Intravitreal Bevacizumab for Primary Treatment of Diabetic Macular Oedema

Abstract and Introduction

Abstract

Background: To evaluate the effectiveness of intravitreal bevacizumab injection as primary treatment of diabetic macular oedema.
Material and Methods: Thirty eyes of 30 diabetic patients were treated with 2.5 mg of intravitreal bevacizumab injection as the primary therapy for diabetic macular oedema. The main outcome measures included best-corrected visual acuity, fundus fluorescein angiography, and macular oedema map values of Heidelberg retinal tomograph II (HRT II) before and after intravitreal injection.
Results: The visual acuity increased in 24 of 30 eyes (80%) during a mean follow-up time of 5.6 months. The mean baseline best-corrected LogMAR value for visual acuities of the patients before intravitreal bevacizumab injection was 1.09±0.23. After treatment, it was 0.90±0.17 at the 1-month, 0.81±0.24, at 3-month, and 0.77±0.26 at the last visit examinations and the differences were significant when compared with baseline values (for each, P<0.001). The mean oedema map values significantly decreased by 33.3% at the last visit examination when compared with preinjection values (P<0.001). Mild anterior chamber inflammation was observed in four eyes (13.3%), which resolved in a week with topical corticosteroid. No other injection- or drug-related complications were observed.
Conclusion: Intravitreal bevacizumab application provides significant improvement in visual acuity of diabetic patients and clinical course of macular oedema, and may therefore be a promising approach in the primary treatment of diabetic macular oedema.

Introduction

Macular oedema is the most common cause of visual impairment in diabetic patients. The exact pathogenesis of diabetic macular oedema (DME) has not been elucidated, although a breakdown of the inner blood-retinal barrier seems to be a reasonable explanation. The important pathophysiology of DME is the loss of retinal capillary pericytes, resulting in increased vascular permeability.^{[1,2,3,4,5,6]} The 3-year risk of moderate visual loss due to macular oedema was 32% in the Early Treatment Diabetic Retinopathy Study (ETDRS). Focal macular laser photocoagulation has been shown to be effective in the treatment of DME in a large prospective multicenter randomized clinical trial of ETDRS.^[7] However, some treated eyes may be resistant to laser photocoagulation or efficient laser treatment could not be performed due to diffuse macular oedema. Therefore, the failure of laser photocoagulation in these eyes has prompted interest in other treatment modalities, such as intravitreal triamcinolone acetonide (IVTA) injection,^[4,5,8,9] pars plana vitrectomy,^[10,11] or treatment with protein kinase C inhibitors.^[12]

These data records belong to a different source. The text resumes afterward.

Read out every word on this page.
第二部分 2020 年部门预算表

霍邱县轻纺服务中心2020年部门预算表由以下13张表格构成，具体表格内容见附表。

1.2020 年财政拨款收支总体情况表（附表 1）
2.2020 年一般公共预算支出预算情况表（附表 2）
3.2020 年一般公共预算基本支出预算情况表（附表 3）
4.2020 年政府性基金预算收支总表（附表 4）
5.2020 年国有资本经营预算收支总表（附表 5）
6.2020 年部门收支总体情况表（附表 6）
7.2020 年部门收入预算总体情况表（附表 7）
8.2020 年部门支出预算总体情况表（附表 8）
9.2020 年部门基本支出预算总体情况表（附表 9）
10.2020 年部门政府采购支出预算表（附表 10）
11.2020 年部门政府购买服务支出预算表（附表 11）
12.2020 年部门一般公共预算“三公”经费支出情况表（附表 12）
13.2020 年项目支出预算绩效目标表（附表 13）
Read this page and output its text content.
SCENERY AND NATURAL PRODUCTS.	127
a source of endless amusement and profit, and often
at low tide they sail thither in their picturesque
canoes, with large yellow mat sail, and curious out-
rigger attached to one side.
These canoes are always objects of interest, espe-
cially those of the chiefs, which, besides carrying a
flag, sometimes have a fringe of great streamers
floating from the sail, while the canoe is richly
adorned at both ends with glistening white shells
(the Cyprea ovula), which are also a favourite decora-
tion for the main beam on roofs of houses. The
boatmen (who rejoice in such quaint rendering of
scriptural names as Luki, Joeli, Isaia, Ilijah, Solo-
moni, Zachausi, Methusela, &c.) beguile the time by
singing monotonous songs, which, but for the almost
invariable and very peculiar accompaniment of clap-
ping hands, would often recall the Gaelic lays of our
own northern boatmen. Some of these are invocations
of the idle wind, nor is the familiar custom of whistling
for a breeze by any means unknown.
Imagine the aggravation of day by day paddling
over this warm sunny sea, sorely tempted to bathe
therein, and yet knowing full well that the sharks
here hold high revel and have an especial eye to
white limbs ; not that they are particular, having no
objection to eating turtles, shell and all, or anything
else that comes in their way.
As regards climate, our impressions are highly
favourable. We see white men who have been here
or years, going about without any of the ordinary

Retinal hypoxia is the primary cause of diabetic retinopathy, which increases expression of vascular endothelial growth factor (VEGF). As known, VEGF is a potent inducer of vascular permeability that has been shown to cause leakage from retinal vessels and contribute to DME.^[13] Bevacizumab (Avastin, Genentech Inc., South San Francisco, CA, USA), a full length, humanized monoclonal antibody against VEGF, also binds and inhibits all the biologically active forms of VEGF, and approved by the Food and Drug Administration for the treatment of metastatic colorectal cancer.^[14,15] Bevacizumab has been used for intravitreal injection in patients with choroidal neovascularization, iris neovascularization, vitreous haemorrhage, and macular oedema, and shown to provide beneficial effects in such patients.^{[16,17,18,19,20]} However, there is only one study showing the beneficial effect of intravitreal bevacizumab therapy for persistent diffuse DME.^[20] Therefore, this study investigated the efficacy of intravitreal bevacizumab for primary treatment of DME by using Heidelberg retinal tomograph II (HRT II).